Ein eigenes Heim bedeutet für viele Menschen, dass sie angekommen sind. Die schützenden vier Wände dienen als Rückzugsort und verschaffen den Bewohnern einen großen Freiraum und viel Autonomie. Ohne Zweifel sehnen sich gerade Flüchtlingsfamilien nach ihrer oftmals gefährlichen Reise und der Zeit in Asylbewerberheimen danach, eine eigene Wohnung zu beziehen.

Zusammen mit dem Architekten Felix Tannenberg und der Holzgestaltung Krümpel saniert die Gemeinde Kürnach ein altes Häuschen im Rottendorfer Weg 1. Neben diesem wurden bereits zwei weitere Objekte in der Pleichfelder- und der Brückentorstraße in Kürnach zusammen mit Tannenberg umgebaut.

Das kleine urige Häuschen mit der Fassade aus Sandstein und den alten Holzfenstern stammt noch aus der Biedermeier Zeit. Die Holzdecken und Wände aus Lehm dienen als mineralischer Dämmschutz und sind noch in einem sehr guten Zustand. Das Dach wurde von Krümpel ebenfalls neu gedeckt, der sich zufällig auch sein Grundstück mit dem Häuschen teilt. Ein Schlafzimmer, ein Kinderzimmer, Bad, Wohn- und Esszimmer mit Terrasse bieten genügend Platz für eine vierköpfige Familie. Das gesamte Projekt stammt aus der Fördermaßnahme „Fassadenprogramm“ der Gemeinde.

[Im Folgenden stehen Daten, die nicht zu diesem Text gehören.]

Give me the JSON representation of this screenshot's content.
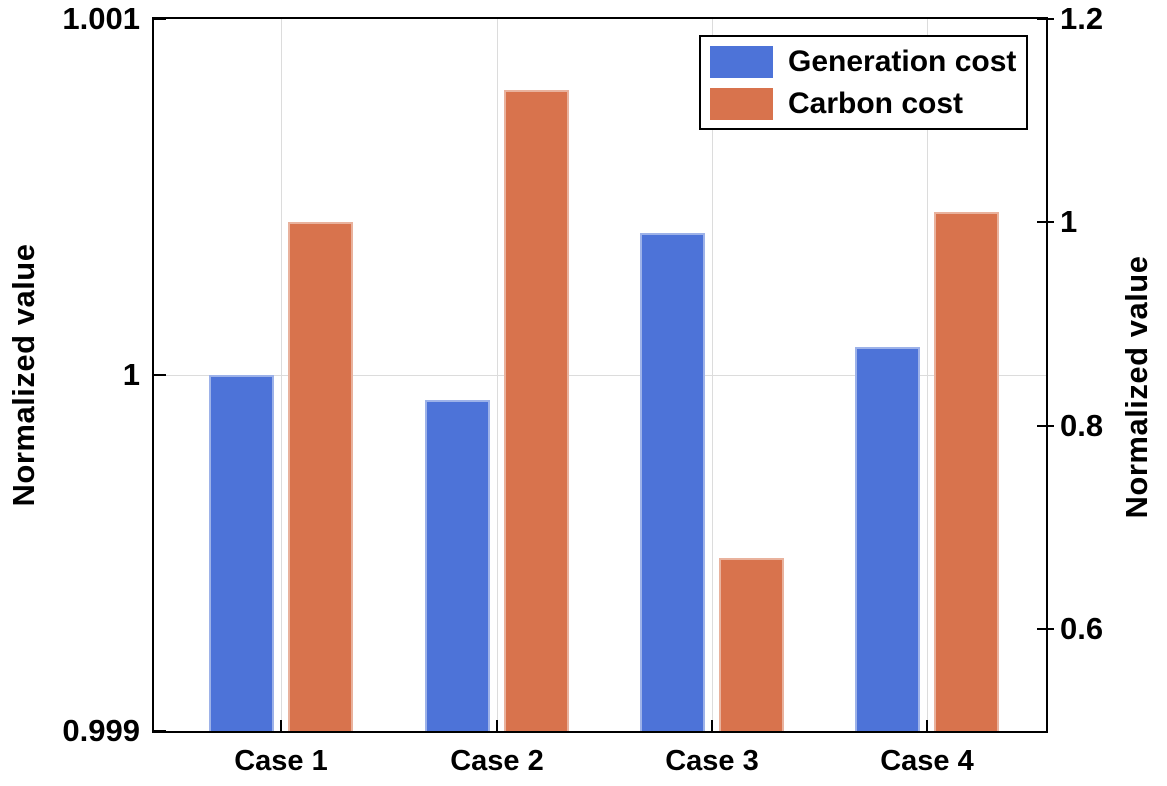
{
  "chart_data": {
    "type": "bar",
    "title": "",
    "categories": [
      "Case 1",
      "Case 2",
      "Case 3",
      "Case 4"
    ],
    "series": [
      {
        "name": "Generation cost",
        "axis": "left",
        "color": "#4d73d8",
        "values": [
          1.0,
          0.99993,
          1.0004,
          1.00008
        ]
      },
      {
        "name": "Carbon cost",
        "axis": "right",
        "color": "#d8734d",
        "values": [
          1.0,
          1.13,
          0.67,
          1.01
        ]
      }
    ],
    "left_axis": {
      "label": "Normalized value",
      "min": 0.999,
      "max": 1.001,
      "ticks": [
        {
          "value": 0.999,
          "label": "0.999"
        },
        {
          "value": 1,
          "label": "1"
        },
        {
          "value": 1.001,
          "label": "1.001"
        }
      ]
    },
    "right_axis": {
      "label": "Normalized value",
      "min": 0.5,
      "max": 1.2,
      "ticks": [
        {
          "value": 0.6,
          "label": "0.6"
        },
        {
          "value": 0.8,
          "label": "0.8"
        },
        {
          "value": 1,
          "label": "1"
        },
        {
          "value": 1.2,
          "label": "1.2"
        }
      ]
    },
    "legend": {
      "position": "top-right",
      "entries": [
        "Generation cost",
        "Carbon cost"
      ]
    },
    "grid": {
      "vertical_at_categories": true,
      "horizontal_at_left_ticks": true
    },
    "styles": {
      "axis_color": "#000000",
      "grid_color": "#dcdcdc",
      "background": "#ffffff"
    }
  }
}
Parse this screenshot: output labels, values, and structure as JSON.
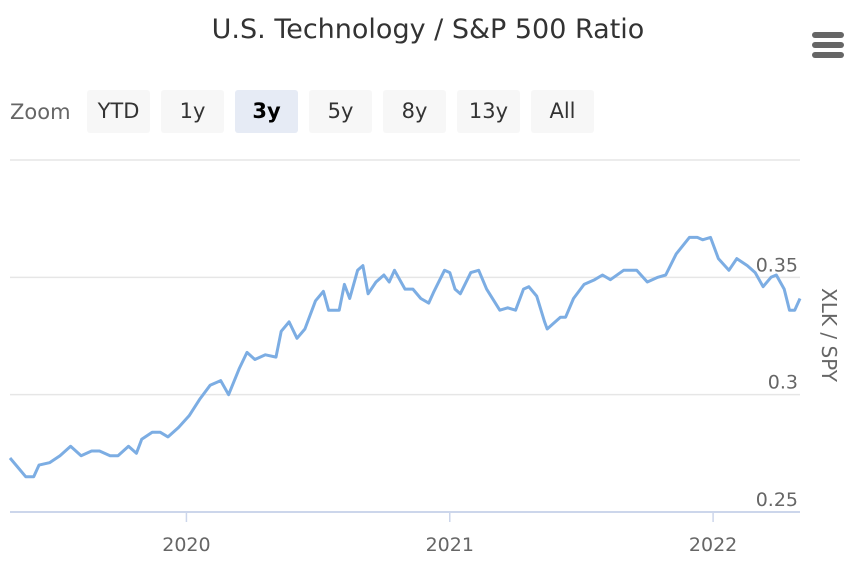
{
  "header": {
    "title": "U.S. Technology / S&P 500 Ratio",
    "menu_icon": "hamburger-icon"
  },
  "range_selector": {
    "label": "Zoom",
    "buttons": [
      "YTD",
      "1y",
      "3y",
      "5y",
      "8y",
      "13y",
      "All"
    ],
    "selected": "3y"
  },
  "colors": {
    "line": "#7cade3",
    "grid": "#e6e6e6",
    "axis": "#ccd6eb",
    "button_active": "#e6ebf5",
    "button": "#f7f7f7"
  },
  "chart_data": {
    "type": "line",
    "title": "U.S. Technology / S&P 500 Ratio",
    "xlabel": "",
    "ylabel": "XLK / SPY",
    "xlim": [
      2019.33,
      2022.33
    ],
    "ylim": [
      0.25,
      0.4
    ],
    "x_ticks": [
      2020,
      2021,
      2022
    ],
    "x_tick_labels": [
      "2020",
      "2021",
      "2022"
    ],
    "y_ticks": [
      0.25,
      0.3,
      0.35
    ],
    "y_tick_labels": [
      "0.25",
      "0.3",
      "0.35"
    ],
    "grid": true,
    "series": [
      {
        "name": "XLK / SPY",
        "x": [
          2019.33,
          2019.36,
          2019.39,
          2019.42,
          2019.44,
          2019.48,
          2019.52,
          2019.56,
          2019.6,
          2019.64,
          2019.67,
          2019.71,
          2019.74,
          2019.78,
          2019.81,
          2019.83,
          2019.87,
          2019.9,
          2019.93,
          2019.97,
          2020.01,
          2020.05,
          2020.09,
          2020.13,
          2020.16,
          2020.2,
          2020.23,
          2020.26,
          2020.3,
          2020.34,
          2020.36,
          2020.39,
          2020.42,
          2020.45,
          2020.49,
          2020.52,
          2020.54,
          2020.58,
          2020.6,
          2020.62,
          2020.65,
          2020.67,
          2020.69,
          2020.72,
          2020.75,
          2020.77,
          2020.79,
          2020.83,
          2020.86,
          2020.89,
          2020.92,
          2020.94,
          2020.98,
          2021.0,
          2021.02,
          2021.04,
          2021.08,
          2021.11,
          2021.14,
          2021.19,
          2021.22,
          2021.25,
          2021.28,
          2021.3,
          2021.33,
          2021.36,
          2021.37,
          2021.39,
          2021.42,
          2021.44,
          2021.47,
          2021.51,
          2021.55,
          2021.58,
          2021.61,
          2021.66,
          2021.71,
          2021.75,
          2021.79,
          2021.82,
          2021.86,
          2021.91,
          2021.94,
          2021.96,
          2021.99,
          2022.02,
          2022.06,
          2022.09,
          2022.13,
          2022.16,
          2022.19,
          2022.22,
          2022.24,
          2022.27,
          2022.29,
          2022.31,
          2022.33
        ],
        "values": [
          0.273,
          0.269,
          0.265,
          0.265,
          0.27,
          0.271,
          0.274,
          0.278,
          0.274,
          0.276,
          0.276,
          0.274,
          0.274,
          0.278,
          0.275,
          0.281,
          0.284,
          0.284,
          0.282,
          0.286,
          0.291,
          0.298,
          0.304,
          0.306,
          0.3,
          0.311,
          0.318,
          0.315,
          0.317,
          0.316,
          0.327,
          0.331,
          0.324,
          0.328,
          0.34,
          0.344,
          0.336,
          0.336,
          0.347,
          0.341,
          0.353,
          0.355,
          0.343,
          0.348,
          0.351,
          0.348,
          0.353,
          0.345,
          0.345,
          0.341,
          0.339,
          0.344,
          0.353,
          0.352,
          0.345,
          0.343,
          0.352,
          0.353,
          0.345,
          0.336,
          0.337,
          0.336,
          0.345,
          0.346,
          0.342,
          0.331,
          0.328,
          0.33,
          0.333,
          0.333,
          0.341,
          0.347,
          0.349,
          0.351,
          0.349,
          0.353,
          0.353,
          0.348,
          0.35,
          0.351,
          0.36,
          0.367,
          0.367,
          0.366,
          0.367,
          0.358,
          0.353,
          0.358,
          0.355,
          0.352,
          0.346,
          0.35,
          0.351,
          0.345,
          0.336,
          0.336,
          0.341
        ]
      }
    ]
  }
}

Das Grundstück teilt sich nun in zwei Bereiche auf, Krümpel hat sein Werkstattgebäude verkürzt, damit auch Stellplätze zum Haus entstehen können. Die Versorgung der beiden Gebäude wurde getrennt, sodass eine saubere Abrechnung möglich ist. Einzugsfertig soll das Haus im Juli 2021 sein.